Mr. Keller admits clients don't always like every line. He says
one man worried because his rewritten ad described him as wanting a woman to
tell him what to eat, what to wear and where to go on vacation. In an e-mail to
PersonalsTrainers, the man said that while that was true, "Doesn't that make me
sound a total wimp?"
Another client balked at having his ad call him a "meat and
potatoes" type, insisting it should be "more like plate of spaghetti." The
client did become a spaghetti type in his ad, and is happier for it, Mr. Keller
acknowledges.
A round of revisions is included in the price, and if clients
still aren't happy, Mr. Keller says, he'll give the order to another writer. At
Match.com, members not satisfied with their ad assistance can get refunds.
Mr. Keller says clients often don't provide enough material to
work with.

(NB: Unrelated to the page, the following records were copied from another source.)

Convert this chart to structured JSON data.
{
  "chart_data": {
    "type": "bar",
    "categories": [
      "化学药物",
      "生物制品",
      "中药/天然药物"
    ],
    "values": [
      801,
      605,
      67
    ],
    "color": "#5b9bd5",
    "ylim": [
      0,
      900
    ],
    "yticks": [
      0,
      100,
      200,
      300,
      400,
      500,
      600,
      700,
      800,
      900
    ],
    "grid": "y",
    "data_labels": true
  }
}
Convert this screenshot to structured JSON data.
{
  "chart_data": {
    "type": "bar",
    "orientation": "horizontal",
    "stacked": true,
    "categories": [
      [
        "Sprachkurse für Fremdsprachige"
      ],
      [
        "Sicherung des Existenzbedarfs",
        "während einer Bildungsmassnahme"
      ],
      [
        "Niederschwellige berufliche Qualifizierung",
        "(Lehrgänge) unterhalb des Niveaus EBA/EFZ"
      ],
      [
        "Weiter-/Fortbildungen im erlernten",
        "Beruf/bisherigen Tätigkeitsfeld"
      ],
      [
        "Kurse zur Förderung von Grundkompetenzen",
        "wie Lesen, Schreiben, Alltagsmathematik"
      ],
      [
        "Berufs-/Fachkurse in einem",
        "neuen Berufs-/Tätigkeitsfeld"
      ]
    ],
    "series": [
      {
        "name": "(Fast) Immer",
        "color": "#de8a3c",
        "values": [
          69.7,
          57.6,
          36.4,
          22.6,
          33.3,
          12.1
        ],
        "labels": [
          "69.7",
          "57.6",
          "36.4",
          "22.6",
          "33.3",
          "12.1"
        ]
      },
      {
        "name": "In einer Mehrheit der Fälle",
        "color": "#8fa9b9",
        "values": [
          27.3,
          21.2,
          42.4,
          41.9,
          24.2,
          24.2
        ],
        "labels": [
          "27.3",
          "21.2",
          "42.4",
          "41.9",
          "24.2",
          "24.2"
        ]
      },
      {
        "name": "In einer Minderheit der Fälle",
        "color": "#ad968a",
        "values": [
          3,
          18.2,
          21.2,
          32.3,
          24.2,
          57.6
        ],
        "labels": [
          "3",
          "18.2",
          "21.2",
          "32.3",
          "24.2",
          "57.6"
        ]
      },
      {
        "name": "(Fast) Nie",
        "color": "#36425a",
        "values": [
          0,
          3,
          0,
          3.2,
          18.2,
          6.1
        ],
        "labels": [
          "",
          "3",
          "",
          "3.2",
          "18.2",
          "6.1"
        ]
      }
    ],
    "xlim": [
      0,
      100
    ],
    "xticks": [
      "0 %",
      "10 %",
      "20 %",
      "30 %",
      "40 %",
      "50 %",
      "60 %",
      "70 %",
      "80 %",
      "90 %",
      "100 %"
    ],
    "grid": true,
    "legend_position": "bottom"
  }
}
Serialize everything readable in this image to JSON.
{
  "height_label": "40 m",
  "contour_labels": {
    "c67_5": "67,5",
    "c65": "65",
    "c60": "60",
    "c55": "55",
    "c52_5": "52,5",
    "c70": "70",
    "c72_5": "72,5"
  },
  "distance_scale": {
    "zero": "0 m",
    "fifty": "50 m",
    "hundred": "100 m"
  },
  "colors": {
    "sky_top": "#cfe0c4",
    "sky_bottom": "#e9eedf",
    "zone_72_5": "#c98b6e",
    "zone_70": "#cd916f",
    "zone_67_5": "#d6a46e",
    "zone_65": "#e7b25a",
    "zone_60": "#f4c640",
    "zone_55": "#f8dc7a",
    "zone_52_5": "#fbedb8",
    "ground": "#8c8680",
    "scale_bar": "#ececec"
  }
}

One trainer had to follow up with 30 additional written questions
before writing could begin. Then again, Susan Fox, whose Personals Work service
in Boston also helps people write their ads, says one client flooded her with
80 pages of her journal to sort through.
And, she notes, some personal-ad clichés just won't die, like
dreamy references to "walking on the beach," one's "soul mate" and "a twinkle
in their eye." Seeing those, says Ms. Fox, "makes me want to scream."